Set the global tuning parameters. $index_buckets specifies the number of buckets for inverted indexes. $inverted_index_division_num specifies the division number of inverted index. $dirty_buffer_buckets specifies the number of buckets for dirty buffers. $dirty_buffer_size specifies the maximum bytes to use memory for dirty buffers. The default setting is equivalent to (32749, 7, 262139, 8388608). This method should be called before opening a database.

$db->set_char_class($space, $delimiter, $glue)

Set the classes of characters used by analyze_text(). $space spacifies a string contains space characters. $delimiter spacifies a string contains delimiter characters. $glue spacifies a string contains glue characters.

$db->analyze_text($text)

Break a text into words and return appearance forms and normalized form into lists.

QDBM_File::InvertedIndex->analyze_text($text)

Break a text into words in appearance form. Words are separated with space characters and such delimiters as period, comma and so on.

QDBM_File::InvertedIndex->normalize_word($word)

Get normalized form of a word.

$db->query($query)

Query a database using a small boolean query language. Return values are list of id.

    @doc_id = $db->query("There | more"); # "There" || "more"
    @doc_id = $db->query("There & foo");  # "There" && "foo"
    @doc_id = $db->query("There ! foo");  # "There" && !"foo"
    @doc_id = $db->query("There & (more | foo)");

Document Methods

QDBM_File::InvertedIndex::Document->new($uri)
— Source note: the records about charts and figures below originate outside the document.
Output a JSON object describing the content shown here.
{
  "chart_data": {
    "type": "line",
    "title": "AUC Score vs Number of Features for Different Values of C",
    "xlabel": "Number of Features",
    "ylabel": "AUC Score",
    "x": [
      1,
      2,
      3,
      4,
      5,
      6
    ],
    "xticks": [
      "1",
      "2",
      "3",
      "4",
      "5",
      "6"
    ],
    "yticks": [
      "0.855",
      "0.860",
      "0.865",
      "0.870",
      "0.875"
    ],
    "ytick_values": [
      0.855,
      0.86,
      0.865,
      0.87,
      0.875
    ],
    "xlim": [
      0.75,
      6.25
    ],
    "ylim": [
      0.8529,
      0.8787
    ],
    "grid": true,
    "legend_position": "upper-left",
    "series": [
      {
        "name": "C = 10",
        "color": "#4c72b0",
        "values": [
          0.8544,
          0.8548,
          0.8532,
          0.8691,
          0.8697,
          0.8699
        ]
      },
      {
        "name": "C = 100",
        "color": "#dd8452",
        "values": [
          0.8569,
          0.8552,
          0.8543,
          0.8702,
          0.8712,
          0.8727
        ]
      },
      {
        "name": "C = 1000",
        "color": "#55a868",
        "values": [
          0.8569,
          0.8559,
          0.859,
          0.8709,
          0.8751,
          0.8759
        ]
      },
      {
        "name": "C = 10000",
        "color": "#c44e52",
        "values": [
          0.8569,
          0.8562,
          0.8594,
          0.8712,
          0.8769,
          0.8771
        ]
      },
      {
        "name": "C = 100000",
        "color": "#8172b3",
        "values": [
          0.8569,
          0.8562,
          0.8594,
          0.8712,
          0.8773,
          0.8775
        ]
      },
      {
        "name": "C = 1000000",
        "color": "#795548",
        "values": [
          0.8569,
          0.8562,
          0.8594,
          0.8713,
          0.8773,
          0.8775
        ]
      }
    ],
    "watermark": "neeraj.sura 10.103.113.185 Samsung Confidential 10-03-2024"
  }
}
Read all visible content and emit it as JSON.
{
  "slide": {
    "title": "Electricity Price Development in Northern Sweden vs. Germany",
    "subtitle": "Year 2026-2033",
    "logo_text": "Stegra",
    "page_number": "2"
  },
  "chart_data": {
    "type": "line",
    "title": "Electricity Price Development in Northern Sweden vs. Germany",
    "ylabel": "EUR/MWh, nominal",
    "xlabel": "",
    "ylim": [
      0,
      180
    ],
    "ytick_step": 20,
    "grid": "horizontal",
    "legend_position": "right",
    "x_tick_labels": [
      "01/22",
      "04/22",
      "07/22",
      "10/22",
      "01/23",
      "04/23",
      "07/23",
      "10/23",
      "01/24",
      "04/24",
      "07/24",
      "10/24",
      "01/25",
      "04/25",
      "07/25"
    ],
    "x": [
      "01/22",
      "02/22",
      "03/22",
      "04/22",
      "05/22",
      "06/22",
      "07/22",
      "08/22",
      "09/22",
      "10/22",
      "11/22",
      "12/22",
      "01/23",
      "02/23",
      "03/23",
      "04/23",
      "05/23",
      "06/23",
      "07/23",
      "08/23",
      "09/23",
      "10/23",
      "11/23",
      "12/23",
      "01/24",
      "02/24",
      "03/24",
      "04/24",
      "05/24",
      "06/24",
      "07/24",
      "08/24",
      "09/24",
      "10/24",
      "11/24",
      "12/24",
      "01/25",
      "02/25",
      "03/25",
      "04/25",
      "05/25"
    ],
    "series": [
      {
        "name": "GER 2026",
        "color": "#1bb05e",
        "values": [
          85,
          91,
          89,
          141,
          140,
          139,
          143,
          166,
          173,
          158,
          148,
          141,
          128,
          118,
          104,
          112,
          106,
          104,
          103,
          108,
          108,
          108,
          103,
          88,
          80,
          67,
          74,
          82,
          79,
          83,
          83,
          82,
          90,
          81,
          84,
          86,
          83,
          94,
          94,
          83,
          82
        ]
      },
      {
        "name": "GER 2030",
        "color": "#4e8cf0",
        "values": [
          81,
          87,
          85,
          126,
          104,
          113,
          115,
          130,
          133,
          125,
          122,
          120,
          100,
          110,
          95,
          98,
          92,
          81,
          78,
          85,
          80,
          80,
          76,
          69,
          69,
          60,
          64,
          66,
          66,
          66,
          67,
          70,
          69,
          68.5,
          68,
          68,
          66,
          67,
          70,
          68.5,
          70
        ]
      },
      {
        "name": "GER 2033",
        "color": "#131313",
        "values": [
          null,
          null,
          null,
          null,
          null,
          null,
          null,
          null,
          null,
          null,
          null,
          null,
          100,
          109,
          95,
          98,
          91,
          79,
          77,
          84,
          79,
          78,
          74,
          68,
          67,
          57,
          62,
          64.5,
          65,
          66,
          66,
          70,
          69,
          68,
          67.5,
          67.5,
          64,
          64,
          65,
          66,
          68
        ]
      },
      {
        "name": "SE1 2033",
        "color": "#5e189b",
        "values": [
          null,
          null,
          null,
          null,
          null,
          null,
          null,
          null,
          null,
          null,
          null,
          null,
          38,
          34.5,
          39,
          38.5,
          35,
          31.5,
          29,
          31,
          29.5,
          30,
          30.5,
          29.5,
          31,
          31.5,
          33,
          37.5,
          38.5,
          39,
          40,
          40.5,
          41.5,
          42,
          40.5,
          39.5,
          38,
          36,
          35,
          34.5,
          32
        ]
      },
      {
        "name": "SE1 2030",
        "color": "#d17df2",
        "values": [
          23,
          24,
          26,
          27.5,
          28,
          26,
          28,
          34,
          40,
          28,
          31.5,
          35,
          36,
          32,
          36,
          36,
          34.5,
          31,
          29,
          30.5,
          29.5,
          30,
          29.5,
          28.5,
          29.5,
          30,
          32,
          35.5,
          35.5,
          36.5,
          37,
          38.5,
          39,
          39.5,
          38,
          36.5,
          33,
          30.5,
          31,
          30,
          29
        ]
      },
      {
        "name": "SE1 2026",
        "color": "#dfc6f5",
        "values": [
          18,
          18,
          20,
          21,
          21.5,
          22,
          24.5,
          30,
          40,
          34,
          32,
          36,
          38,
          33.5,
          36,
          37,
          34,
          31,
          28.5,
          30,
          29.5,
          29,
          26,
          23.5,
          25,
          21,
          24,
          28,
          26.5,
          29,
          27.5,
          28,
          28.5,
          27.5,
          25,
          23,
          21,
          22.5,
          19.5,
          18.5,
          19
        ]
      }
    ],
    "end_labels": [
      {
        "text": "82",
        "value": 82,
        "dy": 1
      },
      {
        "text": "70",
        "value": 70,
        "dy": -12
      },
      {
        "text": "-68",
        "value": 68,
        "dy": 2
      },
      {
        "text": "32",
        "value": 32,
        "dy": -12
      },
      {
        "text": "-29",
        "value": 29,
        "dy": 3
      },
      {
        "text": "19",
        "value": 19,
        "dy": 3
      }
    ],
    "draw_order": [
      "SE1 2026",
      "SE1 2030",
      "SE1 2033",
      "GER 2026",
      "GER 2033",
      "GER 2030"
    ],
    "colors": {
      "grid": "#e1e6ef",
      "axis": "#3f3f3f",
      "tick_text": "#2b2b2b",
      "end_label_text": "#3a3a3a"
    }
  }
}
Create QDBM_File::InvertedIndex::Document object. $uri specifies the uri of a document. The id number of a new document is not defined. It is defined when the document is stored in a database.

$doc->set_attribute($name, $value)

Add an attribute to the document.

$doc->get_attribute($name)

Get an attribute of the document.

$doc->add_word($normalized_word, $appearance_word)

Add a word to the document. $normalized_word specifies the string of the normalized form of a word. Normalized forms are treated as keys of the inverted index. $appearance_word specifies the string of the appearance form of the word.

$doc->get_uri()

Get uri of the document.

$doc->get_id()

Get id of the document.

$doc->get_normalized_words()

Return words of the document in normalized form.

$doc->get_appearance_words()

Get words of the document in appearance form.

$doc->get_scores($max, [$db])

Get keywords of document in normalized form and their scores. $max specifies the max number of keywords to get. $db specifies QDBM_File::InvertedIndex object with which the IDF for weighting is calculate.

AUTHOR

Toshiyuki Yamato, <toshiyuki.yamato@gmail.com>

BUGS AND WARNINGS

Currently umask flags is ignored implicitly, 0644 is always used. It is used for other dbm modules compatibility.

SEE ALSO

DB_File, perldbmfilter.

COPYRIGHT & LICENSE

Copyright 2007-2009 Toshiyuki Yamato, all rights reserved.

This program is free software; you can redistribute it and/or modify it under the same terms as Perl itself.